21.5 Adrenal Disorders

  • The adrenal glands are wedges of glandular and neuroendocrine tissue adhering to the top of the kidneys by a fibrous capsule. One of their major functions is to respond to stress. Adrenal hormones also have several non–stress-related functions, including the increase of blood sodium and glucose levels.
  • Adrenal insufficiency is a primary insufficiency of the adrenal glands from complete or partial destruction of the adrenal cortex. This damage prevents the adrenal glands from producing adequate amounts of cortisol and aldosterone. It also causes low glucose levels, low sodium levels, and high potassium levels.
  • Patients with adrenal insufficiency have progressive, nonspecific symptoms that include fatigue, weight loss, generalized weakness, abdominal pain, nausea, vomiting, and dizziness. Hyperpigmentation and vitiligo may be present.
  • Diagnosis of adrenal insufficiency is confirmed by low serum cortisol and aldosterone levels, a blunt cortisol response with ACTH stimulation, and an elevated renin activity test.
  • Treatment of adrenal insufficiency involves hormonal replacement, which is a lifelong therapy.
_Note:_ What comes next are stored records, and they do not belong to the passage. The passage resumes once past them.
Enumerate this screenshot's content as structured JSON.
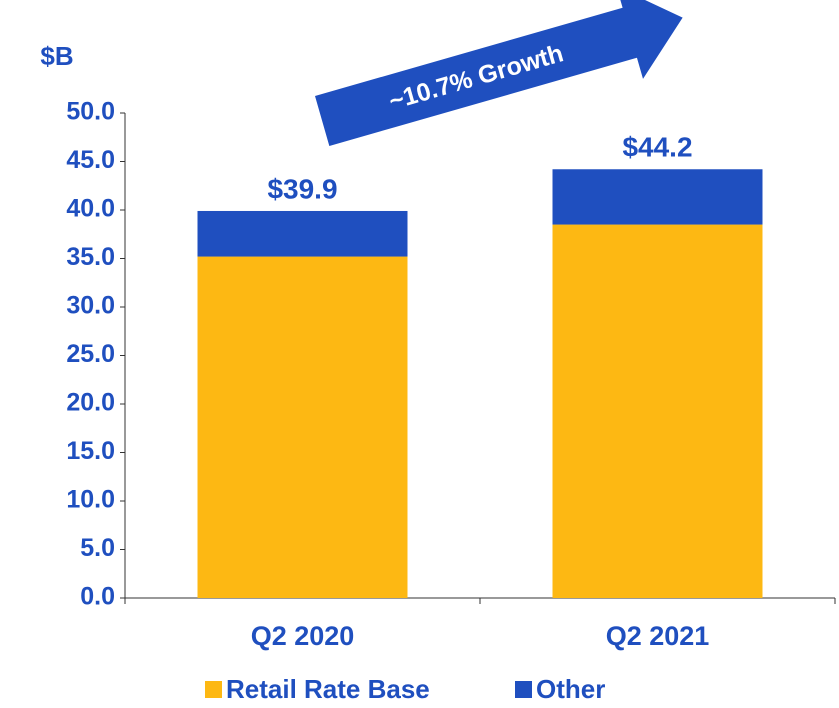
{
  "chart_data": {
    "type": "stacked_bar",
    "y_axis_label": "$B",
    "annotation": "~10.7% Growth",
    "categories": [
      "Q2 2020",
      "Q2 2021"
    ],
    "series": [
      {
        "name": "Retail Rate Base",
        "color": "#fdb813",
        "values": [
          35.2,
          38.5
        ]
      },
      {
        "name": "Other",
        "color": "#1f4fbf",
        "values": [
          4.7,
          5.7
        ]
      }
    ],
    "totals": [
      39.9,
      44.2
    ],
    "value_labels": [
      "$39.9",
      "$44.2"
    ],
    "ylim": [
      0,
      50
    ],
    "yticks": [
      {
        "value": 0,
        "label": "0.0"
      },
      {
        "value": 5,
        "label": "5.0"
      },
      {
        "value": 10,
        "label": "10.0"
      },
      {
        "value": 15,
        "label": "15.0"
      },
      {
        "value": 20,
        "label": "20.0"
      },
      {
        "value": 25,
        "label": "25.0"
      },
      {
        "value": 30,
        "label": "30.0"
      },
      {
        "value": 35,
        "label": "35.0"
      },
      {
        "value": 40,
        "label": "40.0"
      },
      {
        "value": 45,
        "label": "45.0"
      },
      {
        "value": 50,
        "label": "50.0"
      }
    ]
  }
}
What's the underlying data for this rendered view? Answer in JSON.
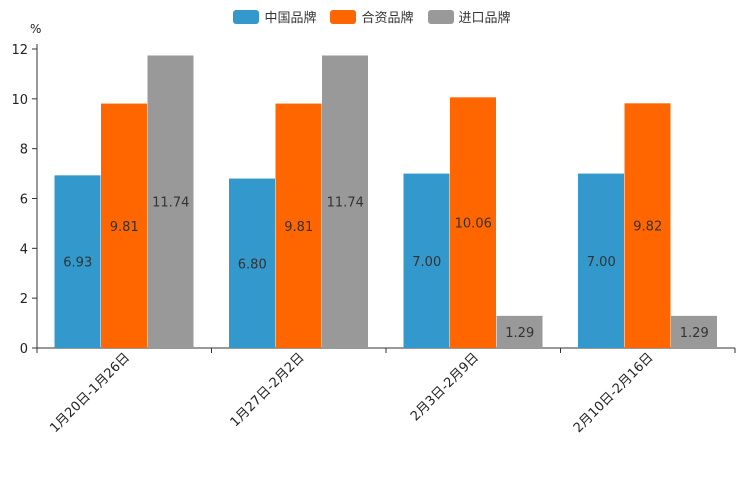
{
  "chart_data": {
    "type": "bar",
    "title": "",
    "ylabel": "%",
    "ylim": [
      0,
      12
    ],
    "yticks": [
      "0",
      "2",
      "4",
      "6",
      "8",
      "10",
      "12"
    ],
    "categories": [
      "1月20日-1月26日",
      "1月27日-2月2日",
      "2月3日-2月9日",
      "2月10日-2月16日"
    ],
    "series": [
      {
        "name": "中国品牌",
        "color": "#3399cc",
        "values": [
          6.93,
          6.8,
          7.0,
          7.0
        ],
        "labels": [
          "6.93",
          "6.80",
          "7.00",
          "7.00"
        ]
      },
      {
        "name": "合资品牌",
        "color": "#ff6600",
        "values": [
          9.81,
          9.81,
          10.06,
          9.82
        ],
        "labels": [
          "9.81",
          "9.81",
          "10.06",
          "9.82"
        ]
      },
      {
        "name": "进口品牌",
        "color": "#999999",
        "values": [
          11.74,
          11.74,
          1.29,
          1.29
        ],
        "labels": [
          "11.74",
          "11.74",
          "1.29",
          "1.29"
        ]
      }
    ],
    "legend_position": "top-center",
    "grid": false
  }
}
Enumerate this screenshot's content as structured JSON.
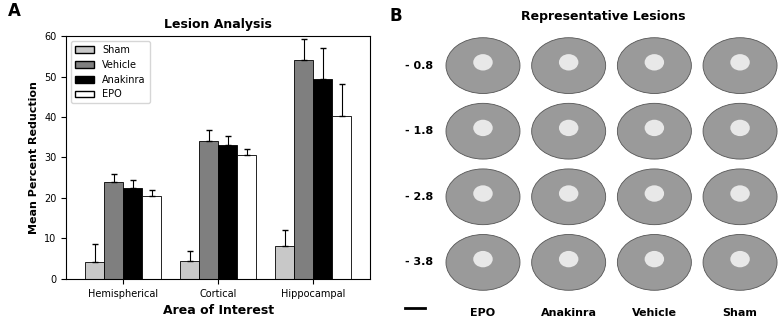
{
  "chart_data": {
    "type": "bar",
    "title": "Lesion Analysis",
    "annotations": [
      "A"
    ],
    "x_label": "Area of Interest",
    "y_label": "Mean Percent Reduction",
    "categories": [
      "Hemispherical",
      "Cortical",
      "Hippocampal"
    ],
    "series": [
      {
        "name": "Sham",
        "color": "#c8c8c8",
        "values": [
          4.2,
          4.3,
          8.0
        ],
        "errors": [
          4.5,
          2.5,
          4.0
        ]
      },
      {
        "name": "Vehicle",
        "color": "#7f7f7f",
        "values": [
          24.0,
          34.0,
          54.0
        ],
        "errors": [
          2.0,
          2.8,
          5.3
        ]
      },
      {
        "name": "Anakinra",
        "color": "#000000",
        "values": [
          22.5,
          33.0,
          49.5
        ],
        "errors": [
          1.8,
          2.3,
          7.5
        ]
      },
      {
        "name": "EPO",
        "color": "#ffffff",
        "values": [
          20.5,
          30.7,
          40.2
        ],
        "errors": [
          1.5,
          1.5,
          8.0
        ]
      }
    ],
    "ylim": [
      0,
      60
    ],
    "yticks": [
      0,
      10,
      20,
      30,
      40,
      50,
      60
    ],
    "legend": "upper left",
    "grid": false
  },
  "representative_lesions": {
    "panel_label": "B",
    "title": "Representative Lesions",
    "rows": [
      "- 0.8",
      "- 1.8",
      "- 2.8",
      "- 3.8"
    ],
    "columns": [
      "EPO",
      "Anakinra",
      "Vehicle",
      "Sham"
    ]
  }
}
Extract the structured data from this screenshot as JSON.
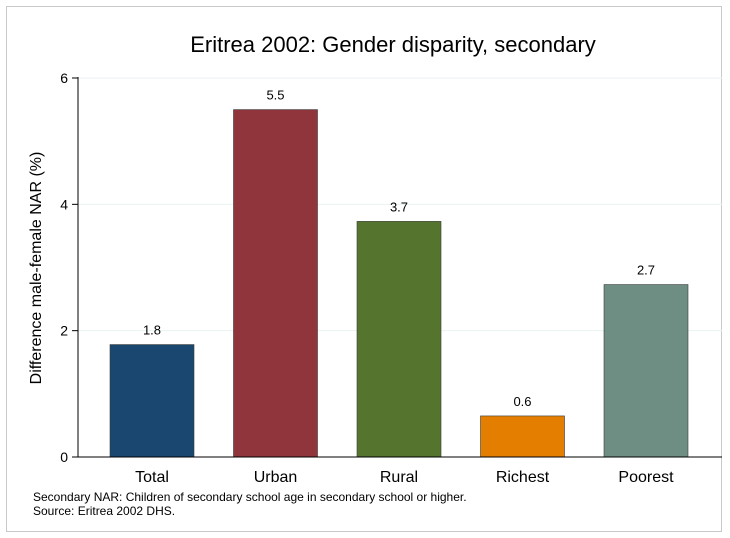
{
  "chart_data": {
    "type": "bar",
    "title": "Eritrea 2002: Gender disparity, secondary",
    "ylabel": "Difference male-female NAR (%)",
    "xlabel": "",
    "categories": [
      "Total",
      "Urban",
      "Rural",
      "Richest",
      "Poorest"
    ],
    "values": [
      1.78,
      5.5,
      3.73,
      0.65,
      2.73
    ],
    "value_labels": [
      "1.8",
      "5.5",
      "3.7",
      "0.6",
      "2.7"
    ],
    "colors": [
      "#1a476f",
      "#90353b",
      "#55752f",
      "#e37e00",
      "#6e8e84"
    ],
    "ylim": [
      0,
      6
    ],
    "yticks": [
      0,
      2,
      4,
      6
    ],
    "grid": true,
    "legend": "none"
  },
  "notes": {
    "line1": "Secondary NAR: Children of secondary school age in secondary school or higher.",
    "line2": "Source: Eritrea 2002 DHS."
  }
}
  • Cushing’s syndrome is a condition in which the body is exposed to too much circulating cortisol over a long period of time. The cause can be exogenous or endogenous.
  • Clinical manifestations of Cushing’s syndrome include weight gain, water retention, weakness, fatigue, headache, delayed wound healing, easy bruising, bone pain, loss of height, hirsutism (excess hair growth), impotence, decreased libido, menstrual irregularities, and frequent infections. Additional physical findings may show moon face, buffalo hump, hirsutism, thin extremities, muscle wasting, swollen ankles, purplish striae, skin atrophy, acne, and central obesity.
  • A low-dose dexamethasone suppression test is done to confirm Cushing’s syndrome. Imaging may also be completed to rule out cancer or pituitary involvement.
  • Nursing care for patients with adrenal disorders is based on the assessment data, with the goals of reducing symptoms and preventing complications. Patient teaching should include information about the disease, testing, treatment, and signs and symptoms to report to the provider.
  • Treatment for exogenous Cushing’s disease includes a slow taper off steroid therapy. In endogenous cases, surgery or radiation therapy may be done. If a bilateral adrenalectomy is performed, the patient must be placed on lifelong hormone replacement therapy.